On Tuesday night, I found myself distraught and counting out sleeping pills and paracetamol which I then overdosed on hoping for permanent oblivion. Not good. Not clever. I know that. I woke sometime Wednesday evening and was promptly sick which did no good at all as my body had already absorbed the drugs into my bloodstream. I had a pounding headache, racing heart, nausea and chronic stomach ache, all of which I realize were self-inflicted. And then was angry with myself for not ‘doing the job properly’, and angry that I was still on this planet that has brought me so much pain and heartache. It was raining…….’good’, I thought……at least there is no sunshine to mock my persistent emotional pain. It was nearly dark now, the sun having gone down behind the silhouette of the trees.
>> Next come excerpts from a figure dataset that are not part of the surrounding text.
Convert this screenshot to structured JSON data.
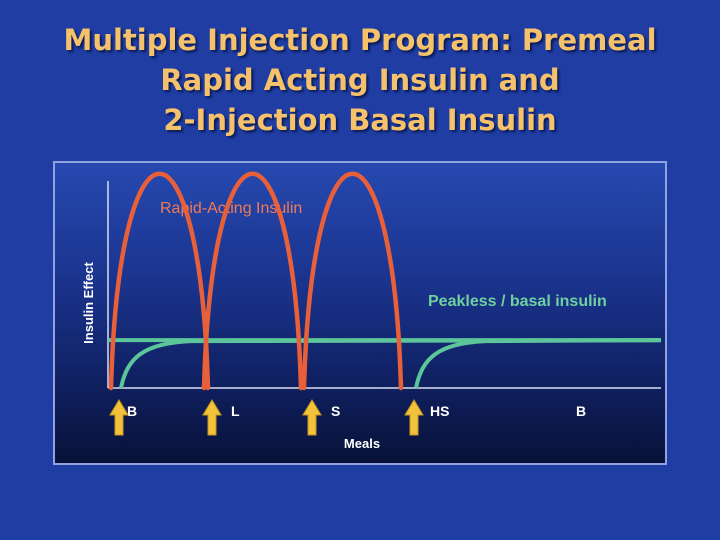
{
  "slide": {
    "title_lines": [
      "Multiple Injection Program: Premeal",
      "Rapid Acting Insulin and",
      "2-Injection Basal Insulin"
    ]
  },
  "chart_data": {
    "type": "line",
    "ylabel": "Insulin Effect",
    "xlabel": "Meals",
    "x_ticks": [
      "B",
      "L",
      "S",
      "HS",
      "B"
    ],
    "injection_markers": [
      "B",
      "L",
      "S",
      "HS"
    ],
    "series": [
      {
        "name": "Rapid-Acting Insulin",
        "color": "#e8603a",
        "peaks": [
          {
            "start": "B",
            "peak_level": 0.92
          },
          {
            "start": "L",
            "peak_level": 0.92
          },
          {
            "start": "S",
            "peak_level": 0.92
          }
        ]
      },
      {
        "name": "Peakless / basal insulin",
        "color": "#5cc59a",
        "level": 0.29,
        "injections": [
          "B",
          "HS"
        ]
      }
    ],
    "colors": {
      "arrow": "#f2c23a",
      "background": "#1f3da3"
    }
  }
}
I slept right through that night and woke Thursday morning, actually feeling clear headed and feeling more positive about my life despite the fact that all the problems are still there…..college closes it doors for the final time on Friday afternoon; I’m still torn between the two churches I’ve attended; I haven’t seen my children or grandchildren for months now; I’m in debt; Mum is getting on a bit and not in the best of health which I constantly worry about because my fear of losing her or being ‘abandoned’ is so horrifically, truly and absolutely terrifying. I find myself thinking over my past life, full of pain and sadness, regret and sorrow, and my future which is a completely unknown entity. I wonder if there is another way out of all the chaos of my life, the past horrors, my fears and phobias. I’m daydreaming. I come to my senses. Will I be forever waiting for the storm to pass and watching the days melt into weeks, into months and into years of misery or do I begin to weather the storms and learn to dance in the rain, as the saying goes….
Perhaps a more positive mindset, if I can maintain it, will lead to more positive experiences and a more positive outcome. At this present time, I am ready to try to dance in the rain – I have my wellies and raincoat on and am out there jumping in the puddles. I know this week, in particular, will have more than its fair share of emotional challenges but I have to keep reminding myself of this:
‘Life isn’t about waiting for the storm to pass,
It’s about learning to dance in the rain’.